Acute bronchitis develops at an increased frequency in marijuana users. This increased incidence may result in part from the respiratory irritants in marijuana smoke. Although not well studied, other inhaled drugs may also predispose to acute bronchitis. The treatment of acute bronchitis in drug users is similar to that in nonusers.
Pulmonary tuberculosis occurs more frequently in drug users and appears to be related to lower socioeconomic status and the decreased immunity and higher rate of reactivation in this population. Clinically and radiographically, tuberculosis in drug users is indistinguishable from that of nonusers and should be treated with the standard multidrug antimycobacterial regimen.
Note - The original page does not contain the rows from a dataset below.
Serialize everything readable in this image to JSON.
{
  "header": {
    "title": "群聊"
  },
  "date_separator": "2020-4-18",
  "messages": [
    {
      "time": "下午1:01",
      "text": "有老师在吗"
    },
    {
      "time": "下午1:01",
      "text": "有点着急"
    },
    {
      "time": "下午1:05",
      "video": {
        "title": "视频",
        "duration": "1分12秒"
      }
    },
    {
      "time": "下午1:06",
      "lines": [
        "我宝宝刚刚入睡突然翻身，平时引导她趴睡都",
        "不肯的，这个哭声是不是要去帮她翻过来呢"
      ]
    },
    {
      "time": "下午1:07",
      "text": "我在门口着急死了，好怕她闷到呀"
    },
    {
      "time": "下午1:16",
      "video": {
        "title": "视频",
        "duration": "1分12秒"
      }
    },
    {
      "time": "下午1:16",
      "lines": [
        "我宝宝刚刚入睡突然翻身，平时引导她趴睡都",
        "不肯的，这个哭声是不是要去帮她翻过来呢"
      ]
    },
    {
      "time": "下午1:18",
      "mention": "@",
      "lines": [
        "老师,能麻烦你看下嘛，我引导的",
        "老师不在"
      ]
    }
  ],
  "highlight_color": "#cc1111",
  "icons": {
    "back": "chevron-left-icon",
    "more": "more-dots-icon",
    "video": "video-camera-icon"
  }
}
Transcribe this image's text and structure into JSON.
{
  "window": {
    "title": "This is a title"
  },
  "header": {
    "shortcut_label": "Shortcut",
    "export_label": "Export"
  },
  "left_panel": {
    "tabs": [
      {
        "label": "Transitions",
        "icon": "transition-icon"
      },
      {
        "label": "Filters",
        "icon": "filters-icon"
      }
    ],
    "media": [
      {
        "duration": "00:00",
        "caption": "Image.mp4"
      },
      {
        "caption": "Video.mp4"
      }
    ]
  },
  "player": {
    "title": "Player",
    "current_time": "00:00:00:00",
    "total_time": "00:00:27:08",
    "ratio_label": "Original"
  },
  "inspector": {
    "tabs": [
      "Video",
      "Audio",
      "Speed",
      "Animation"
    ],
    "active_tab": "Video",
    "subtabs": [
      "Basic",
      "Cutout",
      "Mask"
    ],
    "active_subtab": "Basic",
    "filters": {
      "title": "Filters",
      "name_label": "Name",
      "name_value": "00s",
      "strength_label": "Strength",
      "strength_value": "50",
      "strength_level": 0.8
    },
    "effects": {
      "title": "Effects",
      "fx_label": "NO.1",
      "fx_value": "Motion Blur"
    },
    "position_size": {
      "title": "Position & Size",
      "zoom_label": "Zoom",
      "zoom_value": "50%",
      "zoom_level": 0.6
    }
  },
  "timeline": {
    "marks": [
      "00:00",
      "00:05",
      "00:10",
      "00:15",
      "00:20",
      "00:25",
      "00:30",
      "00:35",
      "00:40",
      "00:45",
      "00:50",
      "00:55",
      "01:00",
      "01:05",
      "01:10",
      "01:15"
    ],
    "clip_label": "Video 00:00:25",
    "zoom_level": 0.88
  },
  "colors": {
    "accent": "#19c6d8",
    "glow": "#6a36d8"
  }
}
However, directly observed therapy is advisable in drug addicts to ensure compliance and avoid development of resistance.
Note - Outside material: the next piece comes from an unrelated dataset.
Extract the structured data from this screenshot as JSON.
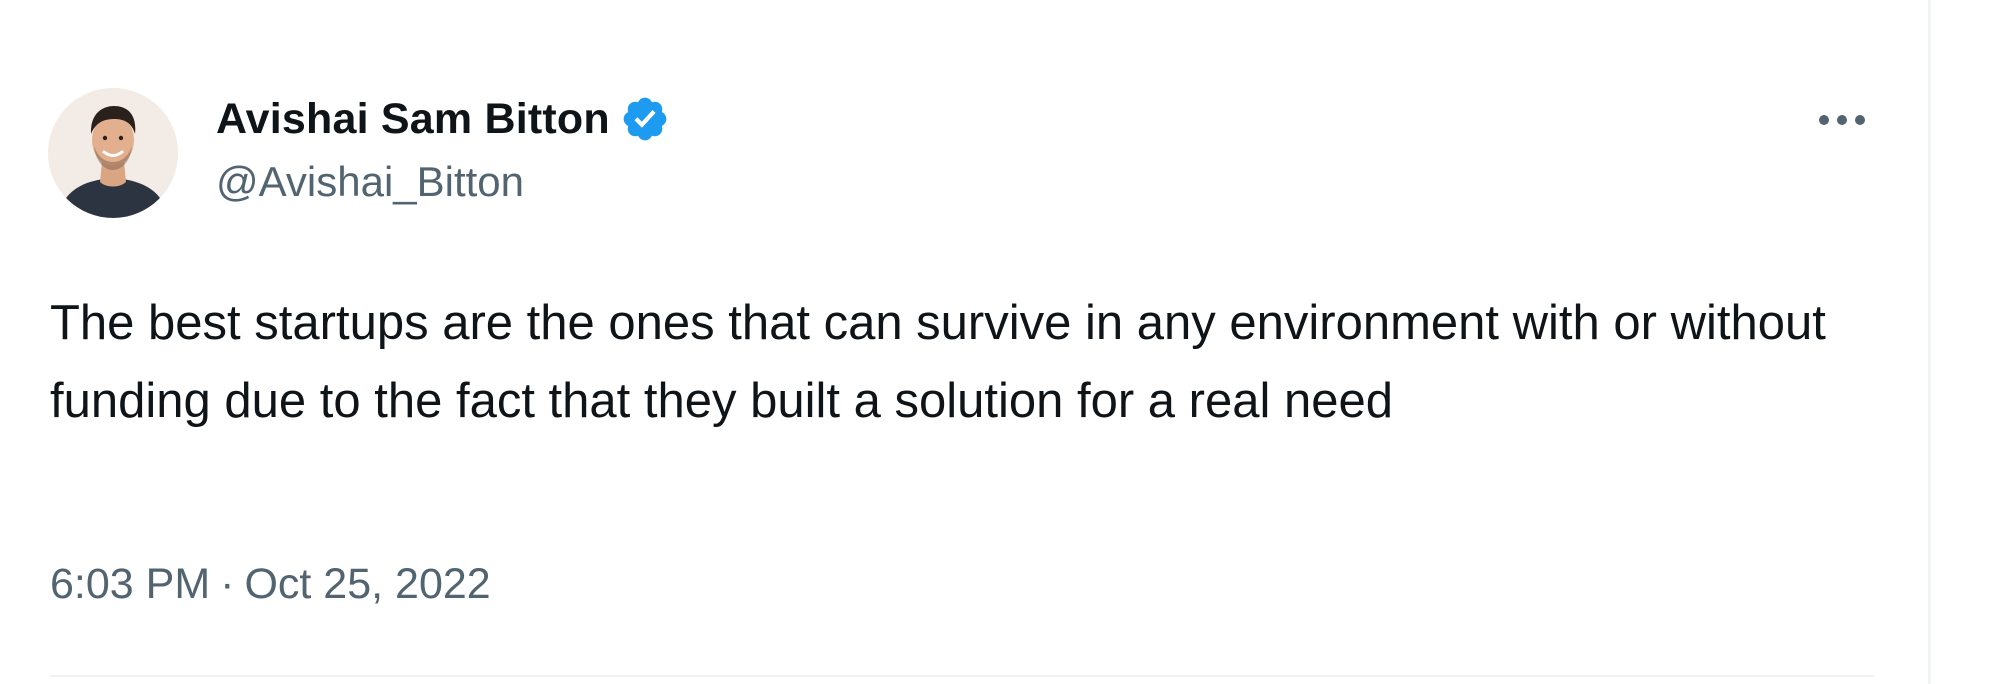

Fungal pulmonary infections have been linked to illicit drug use. Invasive aspergillosis has been reported in immunocompromised patients who have smoked marijuana contaminated with the fungus. Cases have been described in patients with advanced HIV, chronic granulomatous disease, after bone marrow transplant, and in patients with lung cancer treated with chemotherapy. Aspergillus-laden marijuana has been implicated in allergic bronchopulmonary aspergillosis. Lobar candidal pneumonia and systemic candidiasis resulting in the acute respiratory distress syndrome (ARDS) have been reported in heroin users. A purported source of candidal infection in this population is the lemon used to acidify the heroin fix. Although severe fungal infections are rare, drug abusers have a high prevalence of serum precipitins against these fungi, suggesting widespread fungal contamination of illicit drugs. Treatment should focus on standard aggressive antifungal therapy.
Illicit substance abuse is also responsible for numerous noninfectious lung disorders that may occur within the pulmonary vasculature, interstitium, airways, or pleura.
Noncardiogenic pulmonary edema is perhaps the most frequent fatal complication of illicit drug abuse. A large number of drugs, including narcotics, cocaine, amphetamines, sedatives, tranquilizers, and hydrocarbons, can acutely produce pulmonary edema. Heroin is a particularly common offender. In one large series, 18% of those with heroin-induced pulmonary edema died. Pulmonary edema has been documented in both the first-time user and the experienced addict; it can occur immediately or up to 24 hours after use. Patients typically are stuporous or comatose, with fever, cyanosis, and crackles. Constricted pupils suggest opiate intoxication. Chest films classically demonstrate fluffy, bilateral alveolar infiltrates without cardiomegaly. The pathophysiology appears to differ depending on the drug involved, but increased permeability is suggested by studies that demonstrate equivalent protein concentrations in the alveolar fluid and serum. Treatment is generally supportive with supplemental oxygen and mechanical ventilation as needed. Naloxone should be considered in opiate-induced edema to reverse respiratory depression. Typically, the edema resolves within 24 to 72 hours, but it can take several weeks until the lung volumes, compliance, and diffusing capacity normalize. This suggests a component of acute lung injury has occurred in these cases.